Rait Castle is a ruined hall-house castle dating from the late thirteenth or early fourteenth century, situated just south of Nairn near Inverness, Scotland. It is a scheduled monument.

== Architecture ==
The courtyard to the south of the hall incorporates a steep granite outcrop and a wall standing to about 9 ft in height and approximately 2.5 ft thick. The hall-house measures approximately 54 ft by 22 ft and stands up to 36 ft in height. The ground floor was used for storage, while the upper hall was entered from an external stair and defended by a portcullis and drawbar. The walls of the castle are nearly 6 ft thick. A tower projects from one corner of the castle and there is a garderobe tower on the west side that projects nearly 13 ft.

== History ==
The castle was originally a property of the Comyn family, who took the name of de Rait. Sir Alexander Rait killed the third Thane of Cawdor (chief of Clan Calder), and then fled south where he married the heiress of Hallgreen. The castle later passed from the de Raits to the Mackintosh family and then to the Campbell family.

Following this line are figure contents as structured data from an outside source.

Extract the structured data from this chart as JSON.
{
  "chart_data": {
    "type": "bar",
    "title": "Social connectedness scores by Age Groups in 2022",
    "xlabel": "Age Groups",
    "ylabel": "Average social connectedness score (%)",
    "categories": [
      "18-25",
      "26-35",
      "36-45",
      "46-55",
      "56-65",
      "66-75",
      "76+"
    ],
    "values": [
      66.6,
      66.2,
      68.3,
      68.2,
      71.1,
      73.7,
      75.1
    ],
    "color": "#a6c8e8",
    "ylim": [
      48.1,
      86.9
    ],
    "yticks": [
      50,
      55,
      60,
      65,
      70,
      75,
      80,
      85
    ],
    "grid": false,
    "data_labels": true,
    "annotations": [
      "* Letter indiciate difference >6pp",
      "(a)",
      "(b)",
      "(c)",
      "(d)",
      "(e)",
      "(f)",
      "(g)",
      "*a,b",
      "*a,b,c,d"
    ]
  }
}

In 1442, when the castle passed to the Mackintoshes from the de Rait family, a feast was held at the castle between the two families which ended in the slaughter of most of the Comyns and de Raits. The laird blamed his daughter, whom he chased around the castle. She climbed out of a window but he chopped off her hands and she fell to her death. The castle is said to be haunted by her ghost, with no hands.

The Duke of Cumberland is said to have stayed at the castle before the Battle of Culloden in 1746, although the last recorded reference to the castle was in 1596.

American singer Bonnie Raitt is a descendant of the Rait clan, and visited Rait Castle in 1990.